I often speak about the “spoon theory” and saving spoons and I tell people to “save their spoons” but I don’t save enough spoons for myself. Elana is right, I am conserving my energy, so that I have at least the minimal spoons I need to function. It’s easy for people to forget I have bipolar disorder when I go to work full-time and have my side business to run. It takes a lot of effort on my part though to do what I do. To be able to function at work and at home. I cook, I bake, I do “normal” household tasks like do the laundry and empty the dishwasher and whatnot.
It takes effort to fight with your brain. It can be your enemy. It can be your friend.
My experience with bipolar disorder is that I sometimes feel too much, I sometimes feel too little. Sometimes I feel nothing at all. Sometimes I just want to feel again. Sometimes I want to scream at everyone to leave me the f*** alone. Sometimes I don’t want to be left alone. Sometimes I feel so loved and wanted. Sometimes I feel useless, like a burden and worthless. Sometimes I know why I am here and what my purpose is. Sometimes I question why I am here at all. And that’s just a glimpse of what goes on in my very busy brain.

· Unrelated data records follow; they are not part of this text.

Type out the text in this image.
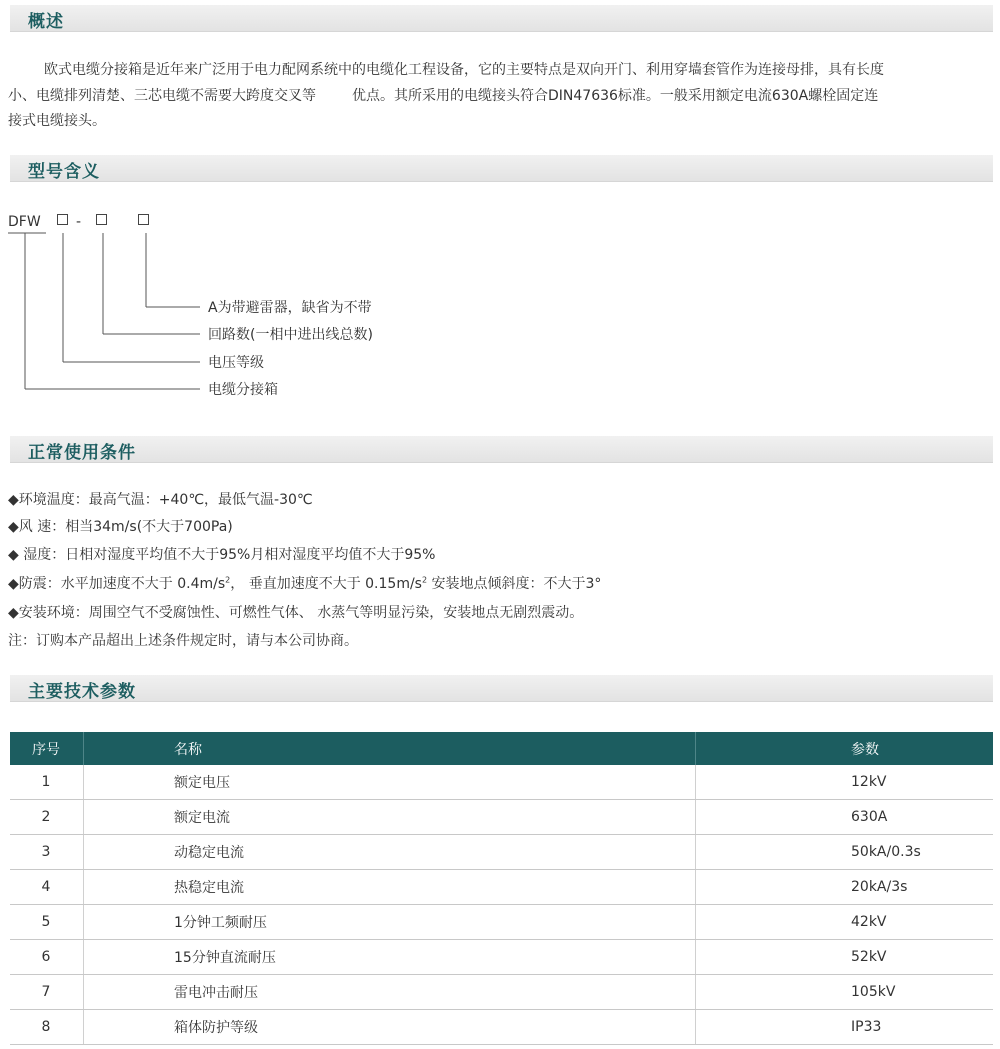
概述

欧式电缆分接箱是近年来广泛用于电力配网系统中的电缆化工程设备，它的主要特点是双向开门、利用穿墙套管作为连接母排，具有长度

小、电缆排列清楚、三芯电缆不需要大跨度交叉等	优点。其所采用的电缆接头符合DIN47636标准。一般采用额定电流630A螺栓固定连

接式电缆接头。

型号含义
DFW	-
A为带避雷器，缺省为不带
回路数(一相中进出线总数)
电压等级
电缆分接箱
正常使用条件
◆环境温度：最高气温：+40℃，最低气温-30℃
◆风 速：相当34m/s(不大于700Pa)
◆ 湿度：日相对湿度平均值不大于95%月相对湿度平均值不大于95%
◆防震：水平加速度不大于 $0.4m/s^2$， 垂直加速度不大于 $0.15m/s^2$ 安装地点倾斜度：不大于3°
◆安装环境：周围空气不受腐蚀性、可燃性气体、 水蒸气等明显污染，安装地点无剧烈震动。
注：订购本产品超出上述条件规定时，请与本公司协商。
主要技术参数
序号	名称	参数
1	额定电压	12kV
2	额定电流	630A
3	动稳定电流	50kA/0.3s
4	热稳定电流	20kA/3s
5	1分钟工频耐压	42kV
6	15分钟直流耐压	52kV
7	雷电冲击耐压	105kV
8	箱体防护等级	IP33
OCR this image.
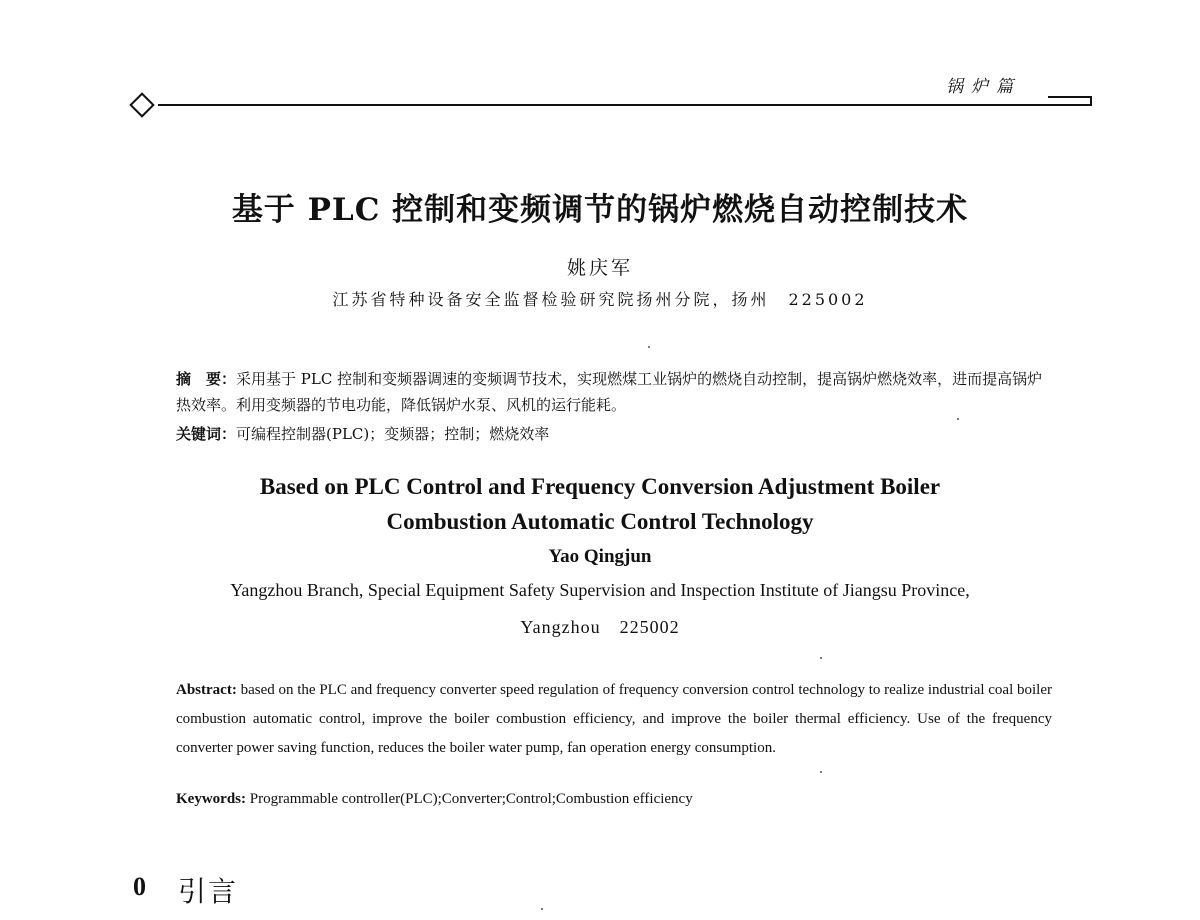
锅炉篇
基于 PLC 控制和变频调节的锅炉燃烧自动控制技术
姚庆军
江苏省特种设备安全监督检验研究院扬州分院，扬州　225002
摘　要：采用基于 PLC 控制和变频器调速的变频调节技术，实现燃煤工业锅炉的燃烧自动控制，提高锅炉燃烧效率，进而提高锅炉热效率。利用变频器的节电功能，降低锅炉水泵、风机的运行能耗。
关键词：可编程控制器(PLC)；变频器；控制；燃烧效率
Based on PLC Control and Frequency Conversion Adjustment Boiler
Combustion Automatic Control Technology
Yao Qingjun
Yangzhou Branch, Special Equipment Safety Supervision and Inspection Institute of Jiangsu Province,
Yangzhou　225002
Abstract: based on the PLC and frequency converter speed regulation of frequency conversion control technology to realize industrial coal boiler combustion automatic control, improve the boiler combustion efficiency, and improve the boiler thermal efficiency. Use of the frequency converter power saving function, reduces the boiler water pump, fan operation energy consumption.
Keywords: Programmable controller(PLC);Converter;Control;Combustion efficiency
0 引言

One song that really seems to calm me and soothe me is Alex Ebert’s “Truth”. My sister introduced me to this song. If you have never listened to it, listen to it, trust me. It may not be your taste in music but the lyrics are powerful. I’ll share the ones that really get to me:
The truth is that I never shook my shadow
And every day it’s trying to trick me into doing battle
Calling out “faker” only get me rattled
Want to pull me back behind the fence with the cattle
Building your lenses
Digging your trenches
Put me on the front line
Leave me with a dumb mind
With no defenses
But your defenseless
If you can’t stand to feel the pain then you are senselessSince this
I’ve grown up some
Different kind of fighter
And when the darkness come let it inside you
Your darkness is shining
My darkness is shining
Have faith in myself
Every day I am doing battle with my mind. I have really good days, heck I even can have great days, but I admit I always have a “baseline” low level anxiety that lingers. Anxiety can make you forgetful, fearful, feel shocked, feel stunned, feel helpless. But I’m not helpless. Not if I’m able to write this blog and tell all of you about my journey.
I choose to stand to face my anxiety and my depression and hypomania and whatever else bipolar disorder brings with it. I am a different kind of fighter. I let the darkness of depression inside, yes, because I know it will pass, and because the more I fight it off, the worse it will be. I’ve grown up a lot. I’ve come really far. My “darkness” makes me shine because it makes me fight and it makes me strong. I do have faith in myself, and that my friends, is my truth.